Preparé una cena mental con todo incluido. Ya estaba completamente planeada.
Tenía que comprar la carne, la salsa, la ensalada, un plato y las servilletas.
Entonces fui al lugar de siempre, a la carnicería de la conquista segura y compre la que ya sé que es una carne jugosa, una carne que al calentarla emite un olor exquisito y que al comerla, de inmediato quise atragantarme por su sabor, uno, dos o tres bocados no eran suficientes para el hambre que cargaba, pero después del primero ya no sentía deleite.
Por supuesto que le puse la salsa que compre en la tienda del lado a la carnicería, porque ya sé que sin la salsa, la carne no sería nada, era el empuje del placer, el motor de ese plato.
La ensalada fue adicional, el carnicero dijo que me daba un buen puñado por ser una dama. Esta comida suele ser un buen acompañante, pero esta vez no tuvo gran trascendencia cuando la mastiqué, supongo que estaba vieja, supongo que no tenía magia. ¿Para qué me daba de más si no iba a consumirla toda?
Además, compré un plato que estaba bien elaborado, preciso para servir mi carne un par de veces, luego lo tiré para que lo encontrase otra alma con hambre.
Adquirí un paquete de servilletas, que eran imprescindibles, tuve que llevarlas a la cocina y usarlas mientras me alimentaba como un animal, si no las hubiese tenido, ¿cómo habría podido ocultar que me había dado un gran banquete a escondidas y sin compartirle a nadie más?
¿O cómo habría podido disimular que estaba llena de pecado, que había tenido un episodio de gula emocional?
De todas formas, luego tuve que disimular lo mucho que me dolía el vientre, lo mucho que me ardía la garganta, porque, debo admitirlo, no fue solo un trozo de carne, fueron cuatro. Y por otro lado, la ensalada me había caído muy mal hasta el punto que el agua me daba tanto asco que no podía beberla.
Fingí que todo andaba bien, nadie podía enterarse de lo que había hecho. Pero solo yo me conozco lo suficiente para ver los signos, incluso cuando sé que los que me rodean lo han hecho antes, es por ley que cada persona que se atraca tiene su manera y la mía estaba llena de control disfrazado.

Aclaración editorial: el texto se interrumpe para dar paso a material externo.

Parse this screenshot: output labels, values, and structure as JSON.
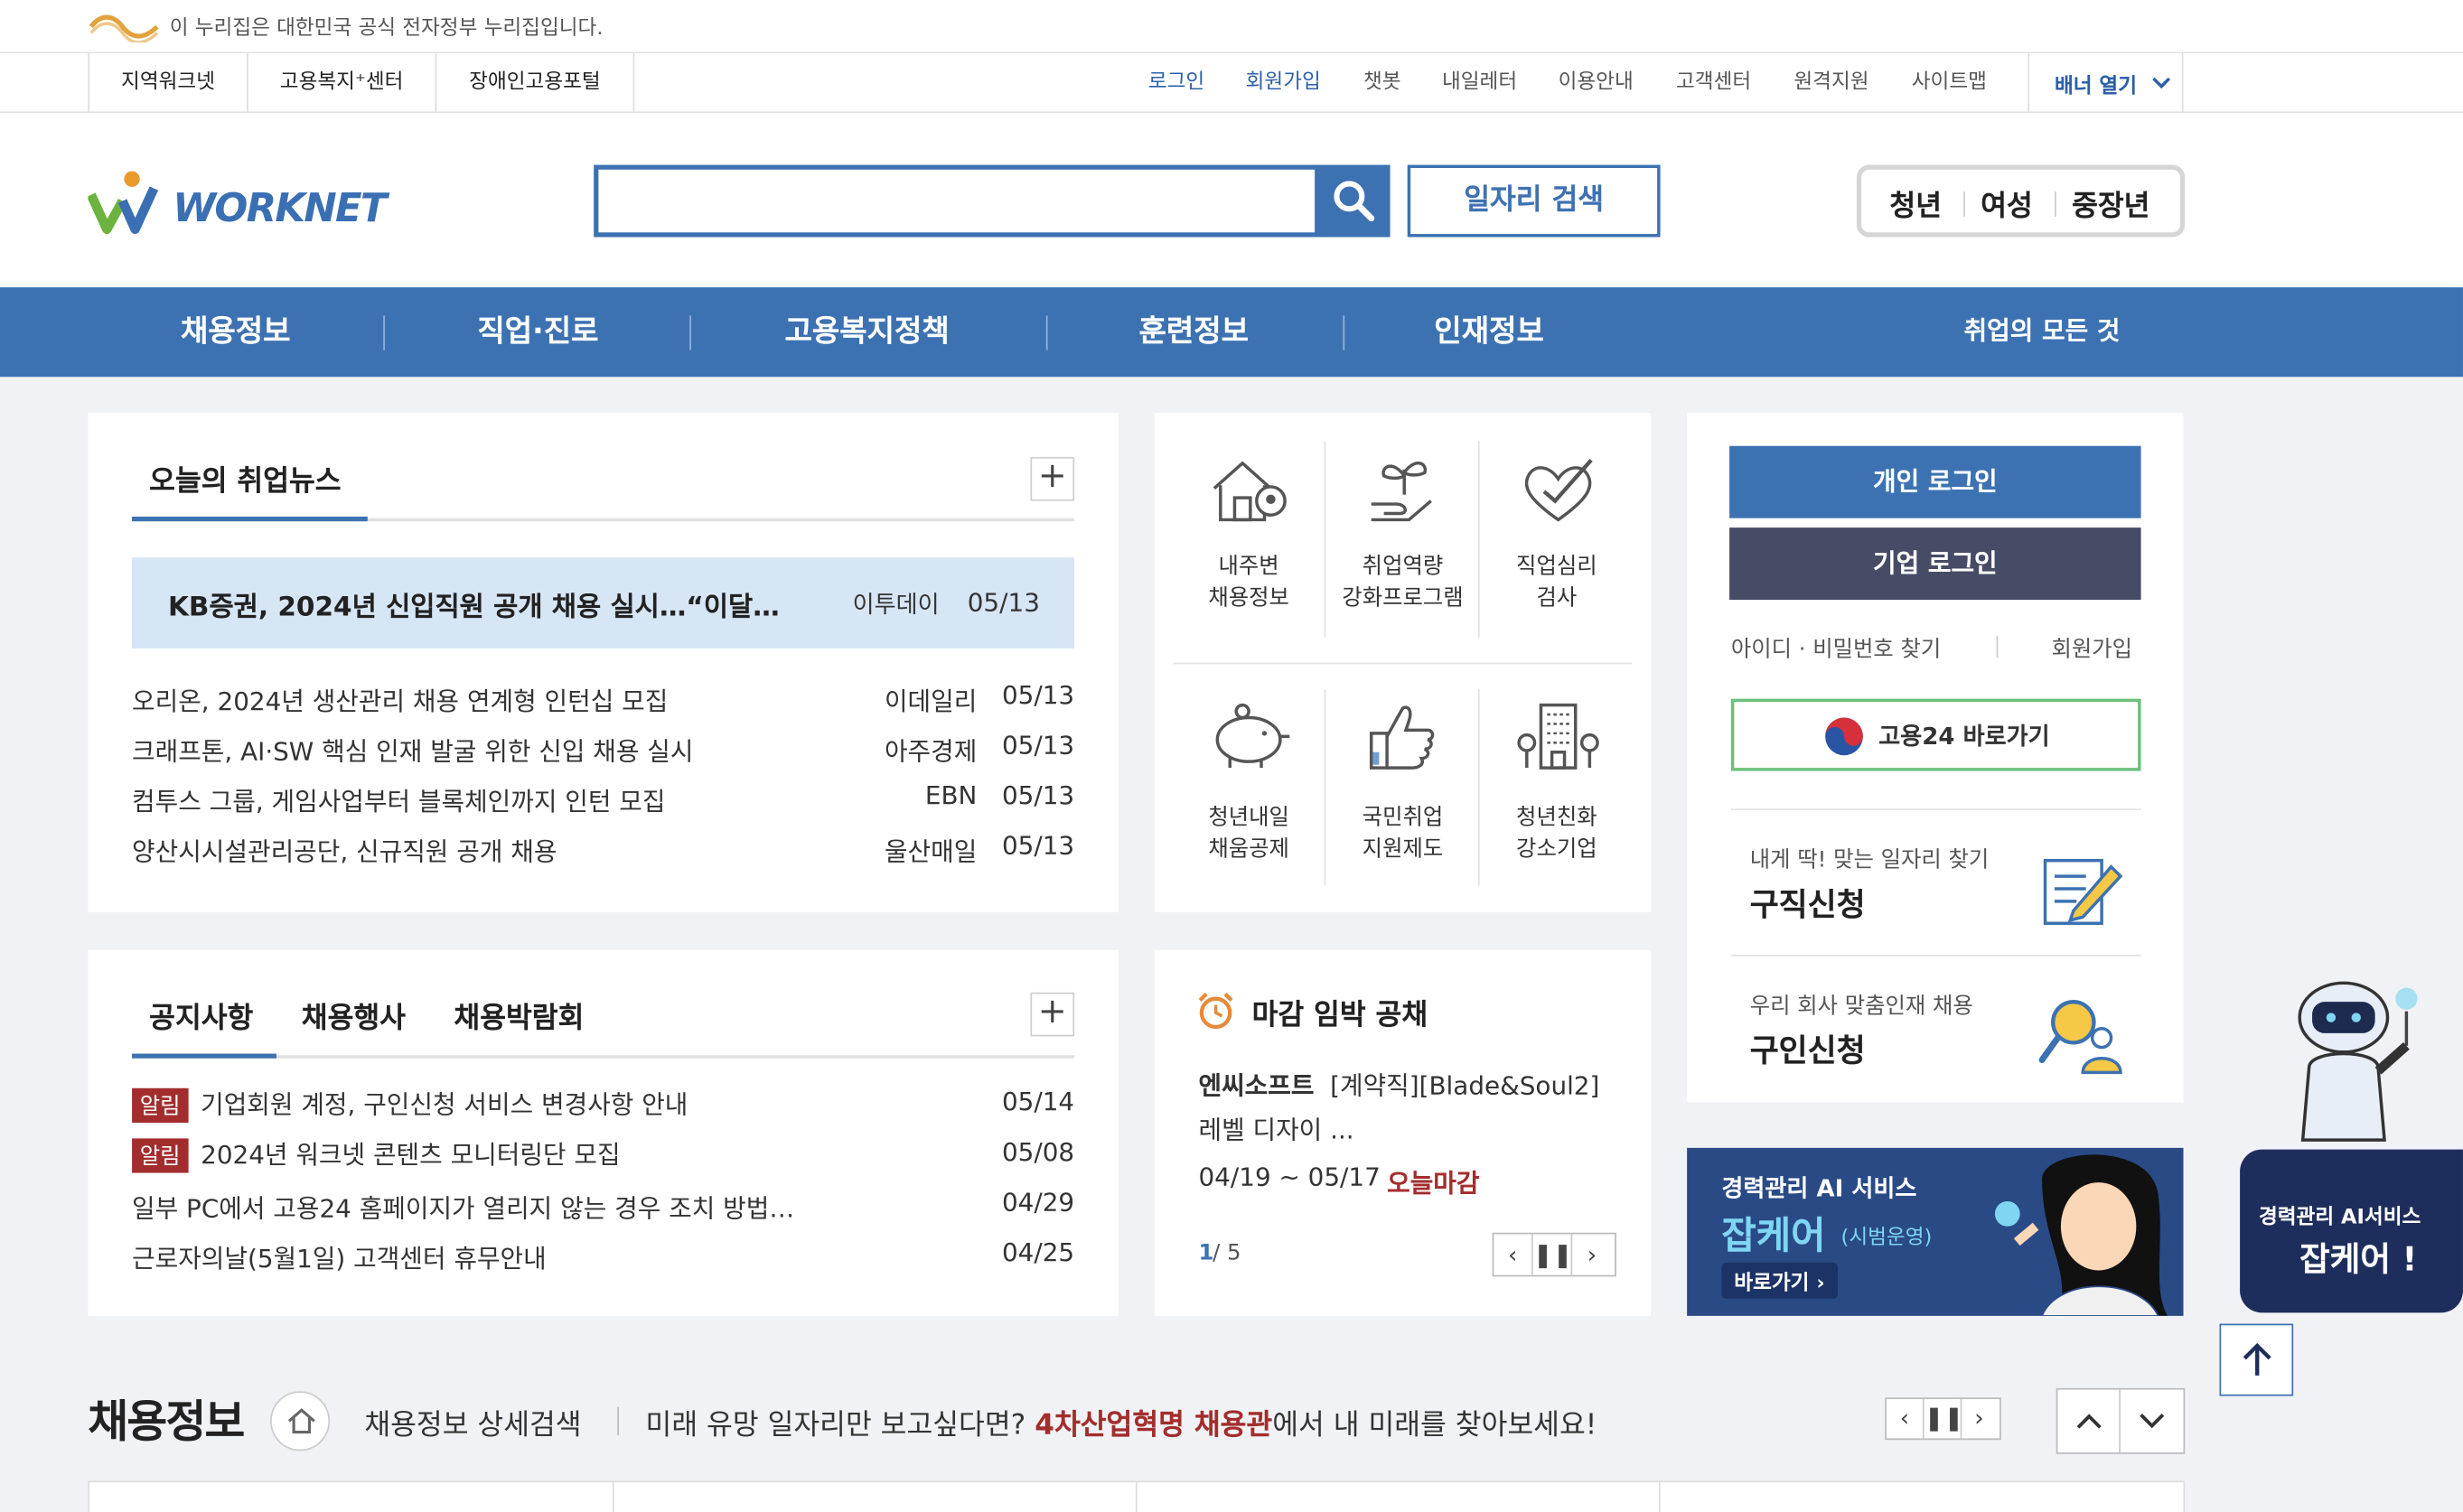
{
  "gov_banner": {
    "text": "이 누리집은 대한민국 공식 전자정부 누리집입니다."
  },
  "util": {
    "sites": [
      "지역워크넷",
      "고용복지⁺센터",
      "장애인고용포털"
    ],
    "login": "로그인",
    "join": "회원가입",
    "links": [
      "챗봇",
      "내일레터",
      "이용안내",
      "고객센터",
      "원격지원",
      "사이트맵"
    ],
    "banner_toggle": "배너 열기"
  },
  "header": {
    "logo": "WORKNET",
    "search_placeholder": "",
    "job_search_button": "일자리 검색",
    "target_groups": [
      "청년",
      "여성",
      "중장년"
    ]
  },
  "gnb": {
    "menus": [
      "채용정보",
      "직업·진로",
      "고용복지정책",
      "훈련정보",
      "인재정보"
    ],
    "right": "취업의 모든 것"
  },
  "news": {
    "tab": "오늘의 취업뉴스",
    "more": "+",
    "featured": {
      "title": "KB증권, 2024년 신입직원 공개 채용 실시…“이달…",
      "source": "이투데이",
      "date": "05/13"
    },
    "items": [
      {
        "title": "오리온, 2024년 생산관리 채용 연계형 인턴십 모집",
        "source": "이데일리",
        "date": "05/13"
      },
      {
        "title": "크래프톤, AI·SW 핵심 인재 발굴 위한 신입 채용 실시",
        "source": "아주경제",
        "date": "05/13"
      },
      {
        "title": "컴투스 그룹, 게임사업부터 블록체인까지 인턴 모집",
        "source": "EBN",
        "date": "05/13"
      },
      {
        "title": "양산시시설관리공단, 신규직원 공개 채용",
        "source": "울산매일",
        "date": "05/13"
      }
    ]
  },
  "quick": {
    "items": [
      {
        "line1": "내주변",
        "line2": "채용정보",
        "icon": "house-map-icon"
      },
      {
        "line1": "취업역량",
        "line2": "강화프로그램",
        "icon": "sprout-hand-icon"
      },
      {
        "line1": "직업심리",
        "line2": "검사",
        "icon": "heart-check-icon"
      },
      {
        "line1": "청년내일",
        "line2": "채움공제",
        "icon": "piggy-bank-icon"
      },
      {
        "line1": "국민취업",
        "line2": "지원제도",
        "icon": "thumbs-up-icon"
      },
      {
        "line1": "청년친화",
        "line2": "강소기업",
        "icon": "building-icon"
      }
    ]
  },
  "login": {
    "personal": "개인 로그인",
    "company": "기업 로그인",
    "find": "아이디 · 비밀번호 찾기",
    "join": "회원가입",
    "goyong24": "고용24 바로가기"
  },
  "services": [
    {
      "sub": "내게 딱! 맞는 일자리 찾기",
      "main": "구직신청",
      "icon": "document-pen-icon"
    },
    {
      "sub": "우리 회사 맞춤인재 채용",
      "main": "구인신청",
      "icon": "person-search-icon"
    }
  ],
  "notice": {
    "tabs": [
      "공지사항",
      "채용행사",
      "채용박람회"
    ],
    "more": "+",
    "items": [
      {
        "badge": "알림",
        "title": "기업회원 계정, 구인신청 서비스 변경사항 안내",
        "date": "05/14"
      },
      {
        "badge": "알림",
        "title": "2024년 워크넷 콘텐츠 모니터링단 모집",
        "date": "05/08"
      },
      {
        "badge": "",
        "title": "일부 PC에서 고용24 홈페이지가 열리지 않는 경우 조치 방법…",
        "date": "04/29"
      },
      {
        "badge": "",
        "title": "근로자의날(5월1일) 고객센터 휴무안내",
        "date": "04/25"
      }
    ]
  },
  "deadline": {
    "title": "마감 임박 공채",
    "company": "엔씨소프트",
    "desc1": "[계약직][Blade&Soul2]",
    "desc2": "레벨 디자이 ...",
    "period": "04/19 ~ 05/17",
    "status": "오늘마감",
    "page_current": "1",
    "page_total": "/ 5"
  },
  "banner": {
    "line1": "경력관리 AI 서비스",
    "line2": "잡케어",
    "line2_sub": "(시범운영)",
    "button": "바로가기 ›"
  },
  "floating": {
    "line1": "경력관리 AI서비스",
    "line2": "잡케어 !"
  },
  "bottom": {
    "title": "채용정보",
    "detail_search": "채용정보 상세검색",
    "promo_pre": "미래 유망 일자리만 보고싶다면? ",
    "promo_highlight": "4차산업혁명 채용관",
    "promo_post": "에서 내 미래를 찾아보세요!"
  },
  "colors": {
    "brand_blue": "#3d72b2",
    "dark_navy": "#464c66",
    "alert_red": "#a32d2d",
    "highlight_bg": "#d7e6f5"
  }
}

El autocontrol, ese era mi don y mi condena. Si no lo tuviera, no me hubiese atrevido a caer tan bajo, a ser tan egoísta. Pero ya estaba hecho, y aunque vomitase, no cambiaría nada pues todo lo que comí ya estaba en mi sangre y en mi cerebro atestado de estupidez y locura.
Y no pude hablar, no pude comunicar. Mentí con mis ojos y mi boca, mentí con mi cuerpo y mi vocecita. Mentí ante un cómite.
Pasé un par de días indigesta. No quería más carne, ni siquiera más salsa. Tan solo quería morirme, arrancarme el corazón y quemarlo como al de una bruja porque ya me había convertido un ser tan despreciable, demoniaco y sucio que no merecía nada más que arder.